The other problem with replacing Rooney is that United's squad is already in line for an overhaul. Ewar Woowoo's been talking about it; the papers have been talking about; even Moyes has touched on it, in his own adorable hamfisted way. As we saw with Tottenham earlier this season, buying loads of players at once -- even ones that look really good on Youtube and have really good Whoscored ratings and play together nicely on Football Manager -- is risky. It makes no sense to change where there isn't a pressing need. Three or four new first-team players in the summer, along with the continued integration of Juan Mata and Marouane Fellaini ... while replacing Rooney might have been nice for ideological reasons, it would only add more uncertainty to an already convulsing squad.
Selling big players does not look good, unless they're being sold by a bigger manager. Alex Ferguson was one. Jose Mourinho is one. David Moyes isn't. Additionally, David Moyes has been very obvious in his attempts to rehabilitate Rooney after his falling out with Ferguson at the end of last season. Losing him now would damage the stature of both club and manager.
All of which adds up to: a football club that have a player who would need replacing, who wouldn't be cheap to replace, who would in some important ways be irreplaceable, and who would need replacing at precisely the wrong time.

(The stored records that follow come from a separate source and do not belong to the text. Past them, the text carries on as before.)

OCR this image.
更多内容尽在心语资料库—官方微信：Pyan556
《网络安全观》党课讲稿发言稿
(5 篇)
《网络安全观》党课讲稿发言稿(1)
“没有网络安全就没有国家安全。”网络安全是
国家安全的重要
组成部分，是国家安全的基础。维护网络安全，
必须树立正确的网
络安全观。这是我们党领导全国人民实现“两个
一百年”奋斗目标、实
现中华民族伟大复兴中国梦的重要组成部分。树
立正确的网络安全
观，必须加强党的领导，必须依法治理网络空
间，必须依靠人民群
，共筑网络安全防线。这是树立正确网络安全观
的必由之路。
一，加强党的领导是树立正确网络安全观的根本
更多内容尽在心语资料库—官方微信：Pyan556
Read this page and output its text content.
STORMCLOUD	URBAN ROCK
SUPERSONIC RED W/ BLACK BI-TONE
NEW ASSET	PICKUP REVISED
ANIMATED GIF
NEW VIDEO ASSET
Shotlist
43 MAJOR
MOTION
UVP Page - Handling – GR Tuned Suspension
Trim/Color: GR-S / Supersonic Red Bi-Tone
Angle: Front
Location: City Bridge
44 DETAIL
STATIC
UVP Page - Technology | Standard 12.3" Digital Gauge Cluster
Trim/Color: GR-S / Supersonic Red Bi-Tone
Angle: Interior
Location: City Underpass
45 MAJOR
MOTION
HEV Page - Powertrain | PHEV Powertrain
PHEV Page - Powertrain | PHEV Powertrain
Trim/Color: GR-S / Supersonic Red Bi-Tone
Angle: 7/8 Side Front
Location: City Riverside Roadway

Any one or maybe two of those factors could be overcome: if the squad's attackers were good enough to absorb his loss, say, or if he was just a shade less significant in the grand scheme of things, or if there already was a central midfield in place. But taken as a whole, Rooney has, thanks to circumstance and accident, ended up a uniquely important member of the United squad. Maybe it's a surprise he didn't ask for more.
One final thought: Northcroft suggests that there might be more deals like this in the future: basic wage plus the services of United's commercial team. And that, in turn, gives United something of an edge. After all, they may not have the bottomless pockets of PSG or City, but when it comes to persuading brands to hand over cash in exchange for association, there's no finer outfit in the world. Glory glory.